«Enfin !», soupir de soulagement le docteur Zouhair Lahna. Il tient désormais en main l’autorisation d’exercer dans son cabinet pour réfugiés et démunis, lancé dans le quartier Farah Salam à Casablanca en début d’année. L’Ordre régional des médecins lui a délivré le précieux sésame il y a un mois, mais il a choisi d’en parler à tête reposée. «Cela coïncidait avec mon départ pour la Syrie. J’ai alors préféré attendre mon retour avant de relancer», explique à Yabiladi ce chirurgien obstétricien membre de Médecins sans frontière qui ne craint pas de dire que « la médecine n'est pas faite pour gagner de l'argent».
Malgré les oppositions
Pour mémoire, son centre –Injab- avait suscité de fortes résistances dans le milieu médical. Dix jours à peine après l’ouverture, le Dr Lahna avait reçu la visite d’une commission d’information relevant du ministère de la Santé. Quelques jours plus tard, il a été sommé de fermer son centre, sur fonds de ce que le spécialiste qualifiait de «prétextes» pour «contrer une noble initiative».

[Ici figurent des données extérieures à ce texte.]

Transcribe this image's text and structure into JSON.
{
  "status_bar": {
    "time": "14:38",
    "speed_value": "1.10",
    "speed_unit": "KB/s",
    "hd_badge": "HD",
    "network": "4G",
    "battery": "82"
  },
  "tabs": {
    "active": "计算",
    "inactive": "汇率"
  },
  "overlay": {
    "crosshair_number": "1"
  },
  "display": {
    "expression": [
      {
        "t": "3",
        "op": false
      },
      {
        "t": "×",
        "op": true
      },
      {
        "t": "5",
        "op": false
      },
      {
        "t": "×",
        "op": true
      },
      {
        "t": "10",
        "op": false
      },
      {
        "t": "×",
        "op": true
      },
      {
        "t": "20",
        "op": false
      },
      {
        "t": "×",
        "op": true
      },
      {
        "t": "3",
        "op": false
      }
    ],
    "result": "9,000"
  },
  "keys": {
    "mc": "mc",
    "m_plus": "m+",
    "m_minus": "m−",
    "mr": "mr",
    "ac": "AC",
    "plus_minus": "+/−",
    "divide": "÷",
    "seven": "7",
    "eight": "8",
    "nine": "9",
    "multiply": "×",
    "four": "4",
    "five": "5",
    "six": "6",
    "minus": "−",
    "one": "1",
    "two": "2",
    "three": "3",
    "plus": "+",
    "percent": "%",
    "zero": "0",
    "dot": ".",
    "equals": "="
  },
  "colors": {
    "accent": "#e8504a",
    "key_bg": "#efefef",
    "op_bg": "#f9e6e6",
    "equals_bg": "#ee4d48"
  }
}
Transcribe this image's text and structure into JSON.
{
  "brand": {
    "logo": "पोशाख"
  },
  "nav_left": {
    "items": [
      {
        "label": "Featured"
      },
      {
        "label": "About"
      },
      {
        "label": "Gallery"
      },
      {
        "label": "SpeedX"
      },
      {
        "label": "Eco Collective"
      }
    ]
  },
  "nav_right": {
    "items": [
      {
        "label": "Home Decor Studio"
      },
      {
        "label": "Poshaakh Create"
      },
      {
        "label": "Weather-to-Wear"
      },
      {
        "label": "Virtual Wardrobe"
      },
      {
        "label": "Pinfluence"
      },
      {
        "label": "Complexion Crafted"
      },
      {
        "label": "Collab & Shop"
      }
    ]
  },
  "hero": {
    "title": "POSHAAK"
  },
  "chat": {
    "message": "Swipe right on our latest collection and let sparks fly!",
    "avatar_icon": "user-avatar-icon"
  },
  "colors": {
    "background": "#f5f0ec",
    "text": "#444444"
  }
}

A l’époque pourtant, Le Dr Lahna faisait clairement comprendre que son dossier était en cours de traitement au niveau de l’Ordre des médecins, seul habilité à délivrer l’autorisation d’exercer aux médecins. «Tout s’est bien passé finalement, l’Ordre des médecins a bien appliqué la loi avec moi», explique-t-il, soulignant qu’entre autres démarches, une commission a visité le cabinet et il a dû fournir le document prouvant sa radiation de l’Ordre des médecins de France.
A contre-courant du système
Depuis quelques jours, le médecin a démarré les consultations. Et dès demain, jeudi, il démarra les opérations chirurgicales avec Chantal*, une migrante ivoirienne de 46 ans. «Elle était suivie par un médecin généraliste. Les spécialistes lui ont demandé 12 à 18 000 dirhams pour l’opérer», explique l’obstétricien. N’ayant pas les moyens de se payer une telle intervention, Chantal s’est tournée vers Injab et n’a eu qu’à récolter les 5 000 dirhams de frais de clinique pour se faire opérer par le Dr Lahna et son équipe de bénévoles.
Pour lui, c’est à la fois un «soulagement de conscience» et une «fierté» de pouvoir venir ainsi en aide à des personnes démunies. «Je suis très content de pouvoir enfin exercer mon métier comme moi je l’entends et non comme le système me le demande», déclare le spécialiste, avant d’ajouter : «Le système hospitalier marocain est à revoir de fond en comble».
*Le prénom a été changé pour préserver l'anonymat de la concernée.